By a show of hands, how many people thought "here we go again" when the latest news of the $2 billion loss at JPMorgan (NYSE:JPM) came out? By now, most market-watchers are familiar with this bit of news:
"JPMorgan Chase faces intense criticism for claiming that a surprise $2 billion loss by one of its trading groups was the result of a sloppy but well-intentioned strategy to manage financial risk. More than three years after the financial industry almost collapsed, the colossal misfire was cited as proof that big banks still do not understand the threats posed by their own speculation. 'It just shows they can't manage risk -- and if JPMorgan can't, no one can,' Simon Johnson, the former chief economist for the International Monetary Fund, said Friday."
The unsettling possibility that we have Exhibit A demonstrating that the big banks are back to business as usual is troubling news for those of us who prefer stable financial systems and hate to see the way that these banks exploit their underlying asset strength to engage in very risky behavior. For all the talk that we have about the Volcker Rule, the Dodd-Frank Reform Bill, and even the prospect of bringing back the separations found in the Glass-Steagall Act, we will never reach a reasonable solution until it becomes perfectly clear that the actions of the big banks have consequences.
The first thing that we ought to do is remove the implicit guarantee that the government will bail the banks out again if we have a repeat of the 2008-2009 financial crisis. We're not going to get anywhere until we remove the "heads I win, tails you lose" mentality from the TBTF banks. Why would the banks stop aiming for lucrative returns if they know they can land on a soft pillow of bailout dollars from Uncle Sam if it turns out that volcanic $10 billion credit default swap didn't quite work out? If JPMorgan -- the so-called best in breed of the big banks -- can lose $2 billion in a supposed routine hedge, then it should face the possibility of complete wipeout risk and bankruptcy if this behavior continues; the US financial sector is not a game of Who Wants To Be A Millionaire -- there should be no more lifelines from the government.

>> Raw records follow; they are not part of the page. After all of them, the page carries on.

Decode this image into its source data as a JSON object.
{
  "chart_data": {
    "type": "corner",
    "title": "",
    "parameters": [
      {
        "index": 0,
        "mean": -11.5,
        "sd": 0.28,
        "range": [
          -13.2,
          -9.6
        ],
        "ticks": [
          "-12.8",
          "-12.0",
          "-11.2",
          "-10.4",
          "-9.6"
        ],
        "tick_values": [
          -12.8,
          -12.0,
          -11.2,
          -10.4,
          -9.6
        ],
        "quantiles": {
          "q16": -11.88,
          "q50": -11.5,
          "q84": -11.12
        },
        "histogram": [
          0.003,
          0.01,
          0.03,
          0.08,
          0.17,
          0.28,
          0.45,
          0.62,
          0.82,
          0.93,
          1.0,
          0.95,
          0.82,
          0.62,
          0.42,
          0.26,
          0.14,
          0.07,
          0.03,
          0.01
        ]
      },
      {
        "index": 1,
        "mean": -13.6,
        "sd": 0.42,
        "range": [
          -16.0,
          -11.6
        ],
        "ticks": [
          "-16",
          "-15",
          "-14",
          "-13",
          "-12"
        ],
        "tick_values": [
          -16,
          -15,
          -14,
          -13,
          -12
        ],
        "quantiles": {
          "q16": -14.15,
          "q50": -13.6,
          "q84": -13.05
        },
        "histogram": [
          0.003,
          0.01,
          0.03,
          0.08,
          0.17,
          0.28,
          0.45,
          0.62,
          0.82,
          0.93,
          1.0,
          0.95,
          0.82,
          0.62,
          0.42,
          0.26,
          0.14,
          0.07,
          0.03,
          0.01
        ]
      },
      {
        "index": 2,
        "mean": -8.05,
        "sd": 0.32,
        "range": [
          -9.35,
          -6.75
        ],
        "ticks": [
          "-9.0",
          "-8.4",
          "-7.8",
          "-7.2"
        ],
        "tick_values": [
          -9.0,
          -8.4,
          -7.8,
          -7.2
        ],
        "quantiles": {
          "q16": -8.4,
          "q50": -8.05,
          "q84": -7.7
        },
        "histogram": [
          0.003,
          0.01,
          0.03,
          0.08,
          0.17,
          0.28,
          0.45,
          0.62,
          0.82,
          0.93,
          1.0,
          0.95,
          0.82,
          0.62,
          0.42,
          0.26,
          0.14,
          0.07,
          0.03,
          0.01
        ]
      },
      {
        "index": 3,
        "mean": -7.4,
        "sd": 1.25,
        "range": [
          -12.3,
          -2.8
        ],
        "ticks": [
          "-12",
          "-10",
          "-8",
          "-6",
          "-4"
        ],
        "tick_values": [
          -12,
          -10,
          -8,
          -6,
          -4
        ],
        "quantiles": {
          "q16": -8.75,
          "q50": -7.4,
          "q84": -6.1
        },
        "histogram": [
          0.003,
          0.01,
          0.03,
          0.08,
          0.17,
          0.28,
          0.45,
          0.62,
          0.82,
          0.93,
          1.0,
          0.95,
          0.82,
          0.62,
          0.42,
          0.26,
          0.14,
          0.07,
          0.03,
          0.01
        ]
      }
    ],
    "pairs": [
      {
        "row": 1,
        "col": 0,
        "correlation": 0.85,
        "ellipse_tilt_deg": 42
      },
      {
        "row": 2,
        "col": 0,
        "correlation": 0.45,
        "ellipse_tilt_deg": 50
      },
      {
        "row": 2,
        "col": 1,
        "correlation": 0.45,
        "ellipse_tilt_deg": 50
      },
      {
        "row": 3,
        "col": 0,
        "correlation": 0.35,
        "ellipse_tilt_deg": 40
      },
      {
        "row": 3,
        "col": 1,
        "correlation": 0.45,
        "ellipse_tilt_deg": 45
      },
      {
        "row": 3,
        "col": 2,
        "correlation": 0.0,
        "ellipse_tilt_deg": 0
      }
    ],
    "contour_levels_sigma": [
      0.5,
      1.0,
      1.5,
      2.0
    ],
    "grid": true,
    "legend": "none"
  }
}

But that's not the only thing we can do to fix the incentive structure. You want to see Bank of America (NYSE:BAC), Citigroup (NYSE:C), Wells Fargo (NYSE:WFC), and Morgan Stanley (NYSE:MS) act more conservatively? Strip the leadership of most of their directors and officers liability insurance. For example, Warren Buffett (NYSE:BRK.B) offered a compelling case in his 2011 Letter to Shareholders of Berkshire Hathaway explaining why Berkshire directors do not receive D&O liability insurance:
"To start with, the directors who represent you think and act like owners. They receive token compensation: no options, no restricted stock and, for that matter, virtually no cash. We do not provide them directors and officers liability insurance, a given at almost every other large public company. If they mess up with your money, they will lose their money as well."
Sure, enable the directors to guard against frivolous lawsuits. But, in Buffett's words, let's try and create an incentive structure that proves risky actions have consequences: if they mess up with your money, they will lose their money as well. If the top brass at JPMorgan create a catastrophic meltdown that leads to bankruptcy, let them sink with the ship. If the shareholders are going to suffer immensely, so should the folks who cause the shareholders to suffer immensely. Let those directors explain to their kids why they have to leave their private schools. Let them explain to their wives why they have to sell their house. If we can shift the incentive structure so that bankers stop thinking of shareholder capital as putting other people's money at risk and start thinking of it as their own money at risk, then banking practices would become more conservative by choice.
One of my favorite bank mottos from the 1950s was this: "There are no heroes in the trust department." That attitude perfectly encapsulates the stodgy, low-risk culture that made banks blue-chip investments for many decades. But we should do more than merely shake our heads in nostalgia about the days when banking involved taking deposits, making loans, and developing sensible long-term strategies with the spread. Those days can come back again. If we can remove the cover of government guarantees and personal liability insurance so that corporate ruin leads to personal ruin, then the leaders of the big banks might consider leaving the casino to let someone else take a spin at the roulette wheel.
Disclosure: I have no positions in any stocks mentioned, and no plans to initiate any positions within the next 72 hours.